In lieu of this travel research, I wanted to add more depth to my Dutch experience and elected to read a book beforehand about Van Gogh. I selected Irving Stone’s Lust for Life (a biographical novel). This is a fantastic novel that chronicles Van Gogh’s pursuit to find himself, true love, and a “calling” for his life. Ultimately it is a tragic story that portrays Van Gogh’s inner struggles to develop his talents (to commit his whole heart, mind and soul to his passion - art), while becoming increasingly disenfranchised with his family and society.
More importantly, the book brought to life works from different periods in Van Gogh’s life: the Potato Eaters, Self-Portrait as an Artist, The Bedroom, Sunflowers, and the Wheatfield with Crows. Unlike the Dutch masters at the Rijks Museum (which are also impressive), Van Gogh’s interplay of color, textures, styles and willingness to experiment are more ‘alive’ (IMO). In many ways, I can relate to Van Gogh’s personal pursuit to find himself - we are all searching for meaning in our lives. The evolution of his artwork evidences his own personal journey to distinguish himself as an artist, and the book helped make the Van Gogh museum more meaningful.

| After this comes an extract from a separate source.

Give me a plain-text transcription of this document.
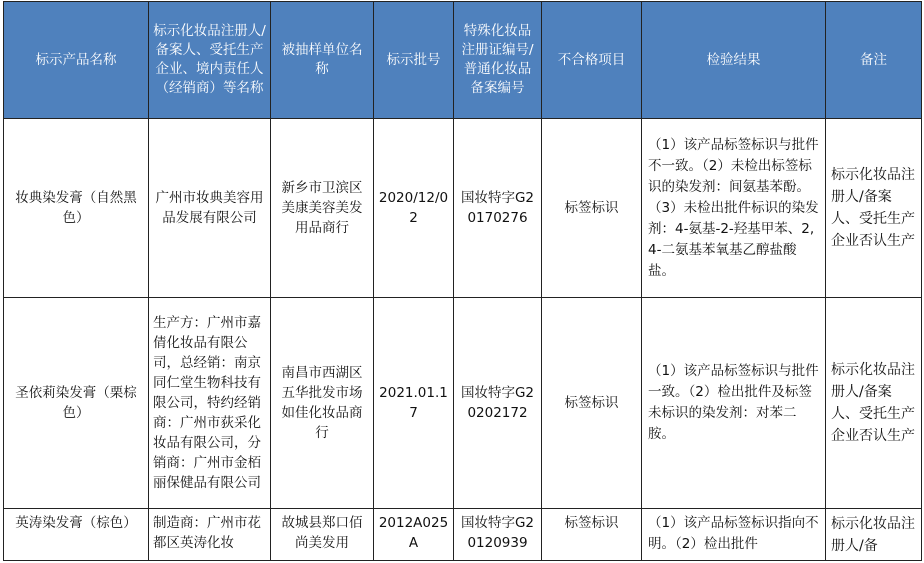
标示产品名称	标示化妆品注册人/备案人、受托生产企业、境内责任人（经销商）等名称	被抽样单位名称	标示批号	特殊化妆品注册证编号/普通化妆品备案编号	不合格项目	检验结果	备注
妆典染发膏（自然黑色）	广州市妆典美容用品发展有限公司	新乡市卫滨区美康美容美发用品商行	2020/12/02	国妆特字G20170276	标签标识	（1）该产品标签标识与批件不一致。（2）未检出标签标识的染发剂：间氨基苯酚。（3）未检出批件标识的染发剂：4-氨基-2-羟基甲苯、2,4-二氨基苯氧基乙醇盐酸盐。	标示化妆品注册人/备案人、受托生产企业否认生产
圣依莉染发膏（栗棕色）	生产方：广州市嘉倩化妆品有限公司，总经销：南京同仁堂生物科技有限公司，特约经销商：广州市荻采化妆品有限公司，分销商：广州市金栢丽保健品有限公司	南昌市西湖区五华批发市场如佳化妆品商行	2021.01.17	国妆特字G20202172	标签标识	（1）该产品标签标识与批件一致。（2）检出批件及标签未标识的染发剂：对苯二胺。	标示化妆品注册人/备案人、受托生产企业否认生产
英涛染发膏（棕色）	制造商：广州市花都区英涛化妆	故城县郑口佰尚美发用	2012A025A	国妆特字G20120939	标签标识	（1）该产品标签标识指向不明。（2）检出批件	标示化妆品注册人/备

I would concur that the Van Gogh museum is a ‘must see’ in Amsterdam, but I would also add that Lust for Life is a ‘must read’ to enliven your experience.
TIP: There is a HUGE queue when the museum opens, even with tickets pre-purchased online (we did: certainly worthwhile). I would suggest waiting 2-3 hours after the museum opens, and enter the museum around 1p. We made the mistake of going first thing in the morning. When we left at 1p, there wasn’t a soul in line!